Shelach Lecha 5762
Posted on March 23, 2011
by Dov Friedman
One of the most interesting stories in Parashat Shelach Lecha is the story of the 12 spies Moses sent to the land of Israel to survey the land. By the second verse there are already problems with sending the spies. Rashi, the famous 11th century commentator, says that when God “commands” Moses to send spies, he is not commanding Moses but rather telling him that it is permissible to do so if the nation feels like they need human observations. This is a problem because the nation was not able to rely on the word of God who said that Israel was “a land flowing with milk and honey.” This problem is a recurring one for the children of Israel because they often did not trust God’s word: they needed visual evidence.

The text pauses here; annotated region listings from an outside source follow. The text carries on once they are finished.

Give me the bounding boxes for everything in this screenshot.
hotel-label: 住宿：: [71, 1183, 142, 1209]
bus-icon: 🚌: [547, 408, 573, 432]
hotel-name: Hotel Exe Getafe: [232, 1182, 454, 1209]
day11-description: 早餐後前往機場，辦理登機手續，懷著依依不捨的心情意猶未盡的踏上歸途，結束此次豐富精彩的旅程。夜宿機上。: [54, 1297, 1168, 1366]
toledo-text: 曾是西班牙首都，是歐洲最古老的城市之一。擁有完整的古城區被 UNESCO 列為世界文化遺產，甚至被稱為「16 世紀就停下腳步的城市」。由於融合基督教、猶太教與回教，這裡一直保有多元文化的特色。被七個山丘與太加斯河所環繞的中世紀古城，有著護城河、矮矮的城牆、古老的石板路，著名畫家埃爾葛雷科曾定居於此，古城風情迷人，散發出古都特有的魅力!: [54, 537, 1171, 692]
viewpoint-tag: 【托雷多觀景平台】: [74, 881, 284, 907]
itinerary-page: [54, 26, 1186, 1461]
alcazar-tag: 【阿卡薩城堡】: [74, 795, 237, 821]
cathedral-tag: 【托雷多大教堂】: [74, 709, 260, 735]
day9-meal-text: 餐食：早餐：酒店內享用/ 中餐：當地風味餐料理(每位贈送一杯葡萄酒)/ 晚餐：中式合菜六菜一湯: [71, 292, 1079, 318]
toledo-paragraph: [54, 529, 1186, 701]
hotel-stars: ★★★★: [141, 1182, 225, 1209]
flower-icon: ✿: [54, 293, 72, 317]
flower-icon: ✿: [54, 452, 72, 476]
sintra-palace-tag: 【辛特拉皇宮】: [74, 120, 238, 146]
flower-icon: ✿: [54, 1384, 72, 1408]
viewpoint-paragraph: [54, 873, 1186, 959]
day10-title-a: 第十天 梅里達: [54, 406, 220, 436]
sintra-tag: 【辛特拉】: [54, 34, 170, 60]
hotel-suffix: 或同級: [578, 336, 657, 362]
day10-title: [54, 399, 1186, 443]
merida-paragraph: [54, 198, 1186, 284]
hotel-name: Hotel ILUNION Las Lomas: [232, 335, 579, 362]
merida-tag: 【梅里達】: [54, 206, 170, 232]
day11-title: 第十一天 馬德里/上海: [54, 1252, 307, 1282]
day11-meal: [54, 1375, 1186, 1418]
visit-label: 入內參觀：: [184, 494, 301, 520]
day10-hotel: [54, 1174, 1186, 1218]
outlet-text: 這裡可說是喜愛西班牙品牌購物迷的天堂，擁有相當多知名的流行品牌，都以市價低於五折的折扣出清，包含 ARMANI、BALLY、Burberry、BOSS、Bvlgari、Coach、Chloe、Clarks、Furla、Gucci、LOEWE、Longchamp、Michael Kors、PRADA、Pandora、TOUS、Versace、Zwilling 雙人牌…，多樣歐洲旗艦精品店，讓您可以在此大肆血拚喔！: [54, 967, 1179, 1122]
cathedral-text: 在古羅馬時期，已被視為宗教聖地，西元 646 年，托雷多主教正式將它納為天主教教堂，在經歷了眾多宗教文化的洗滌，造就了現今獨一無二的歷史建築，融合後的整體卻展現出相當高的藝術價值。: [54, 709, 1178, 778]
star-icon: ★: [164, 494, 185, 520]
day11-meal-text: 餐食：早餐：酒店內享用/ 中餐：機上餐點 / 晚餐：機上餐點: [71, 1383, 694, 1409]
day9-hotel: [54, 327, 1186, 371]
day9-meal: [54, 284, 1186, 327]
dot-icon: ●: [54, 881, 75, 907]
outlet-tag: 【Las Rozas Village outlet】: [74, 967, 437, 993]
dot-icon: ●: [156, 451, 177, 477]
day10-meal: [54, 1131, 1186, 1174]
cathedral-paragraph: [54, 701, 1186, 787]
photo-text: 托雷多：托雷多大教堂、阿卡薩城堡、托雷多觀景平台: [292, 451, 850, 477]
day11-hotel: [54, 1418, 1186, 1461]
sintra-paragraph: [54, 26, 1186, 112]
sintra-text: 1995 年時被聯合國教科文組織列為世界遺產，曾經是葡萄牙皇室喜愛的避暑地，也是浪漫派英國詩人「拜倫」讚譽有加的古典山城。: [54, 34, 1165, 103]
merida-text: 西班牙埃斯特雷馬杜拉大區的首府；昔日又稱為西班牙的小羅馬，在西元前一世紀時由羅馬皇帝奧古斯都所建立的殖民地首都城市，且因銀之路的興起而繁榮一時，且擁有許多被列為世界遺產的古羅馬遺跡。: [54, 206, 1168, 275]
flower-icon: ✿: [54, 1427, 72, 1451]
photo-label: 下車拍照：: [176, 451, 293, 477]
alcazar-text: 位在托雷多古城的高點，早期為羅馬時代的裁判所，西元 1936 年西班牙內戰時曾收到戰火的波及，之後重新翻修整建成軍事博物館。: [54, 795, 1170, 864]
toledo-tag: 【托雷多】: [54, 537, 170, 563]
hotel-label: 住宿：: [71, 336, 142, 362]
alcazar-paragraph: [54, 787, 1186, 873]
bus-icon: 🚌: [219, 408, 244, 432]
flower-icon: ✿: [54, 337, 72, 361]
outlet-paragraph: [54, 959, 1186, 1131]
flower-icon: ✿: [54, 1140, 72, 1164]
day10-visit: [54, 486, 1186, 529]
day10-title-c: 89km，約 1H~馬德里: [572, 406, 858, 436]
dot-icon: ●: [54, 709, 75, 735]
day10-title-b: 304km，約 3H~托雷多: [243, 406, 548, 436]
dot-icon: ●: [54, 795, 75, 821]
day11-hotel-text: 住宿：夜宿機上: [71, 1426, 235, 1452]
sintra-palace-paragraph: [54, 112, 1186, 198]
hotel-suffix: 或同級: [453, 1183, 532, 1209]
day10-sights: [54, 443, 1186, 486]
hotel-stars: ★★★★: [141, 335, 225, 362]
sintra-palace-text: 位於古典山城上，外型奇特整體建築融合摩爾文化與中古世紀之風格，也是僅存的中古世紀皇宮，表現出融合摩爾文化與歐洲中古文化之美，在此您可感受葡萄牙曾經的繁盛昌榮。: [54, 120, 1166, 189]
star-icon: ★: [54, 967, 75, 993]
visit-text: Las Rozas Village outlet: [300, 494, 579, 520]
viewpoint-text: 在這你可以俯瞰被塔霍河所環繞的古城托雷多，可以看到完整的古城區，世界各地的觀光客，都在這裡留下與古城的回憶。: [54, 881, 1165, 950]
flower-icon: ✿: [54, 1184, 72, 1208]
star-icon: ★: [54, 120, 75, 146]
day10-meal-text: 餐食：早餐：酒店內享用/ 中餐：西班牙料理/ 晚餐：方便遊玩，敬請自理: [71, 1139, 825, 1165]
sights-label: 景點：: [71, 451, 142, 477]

Moses then gives clear instructions for what the spies are supposed to do. He tells them to look at three areas. They should observe the topography of Israel, the strength of the people who dwell in the land, and the strength of the cities. According to Nehama Leibowitz, a contemporary commentator, their answer to Moses’ instructions can be broken down into three parts. At first when they return to Moses, they speak favorably, albeit critically, about the land. They say, “it indeed does flow with milk and honey…nevertheless, the people within the land are fierce, and the cities are very strong and fortified…moreover we saw giants in the land…” They reported critically but gave no reason why the children of Israel could not conquer it. When Caleb, one of two spies who spoke only positively, said, “we shall surely go up to the land for we are surely able to conquer it,” the spies became even more pessimistic saying, “we cannot ascend to the land for the other nations are stronger than us.” But the spies were not satisfied to stop there. They took their complaint to the people saying, “[this is] a land which consumes its inhabitants!…” This incident is what forced the children of Israel to wander in the desert for 40 years. The 10 spies save Joshua and Caleb could not put their trust in God, and neither could Israel. It is very clear that they did not revere God based on one Midrashic explanation of the verse “we cannot ascend, for the other nations are strong than us.” The hebrew mimenu can mean “than us” or “than him.” If we substitute, we get “we cannot ascend for the other nations are stronger than him!” – than God. The spies scare the people by telling them that the nations that dwell in Israel are stronger than God himself. This is the cardinal sin of the spies and the children of Israel, and the main reason why they were forced to traverse the desert before entering the land of Israel which they had slandered so unnecessarily.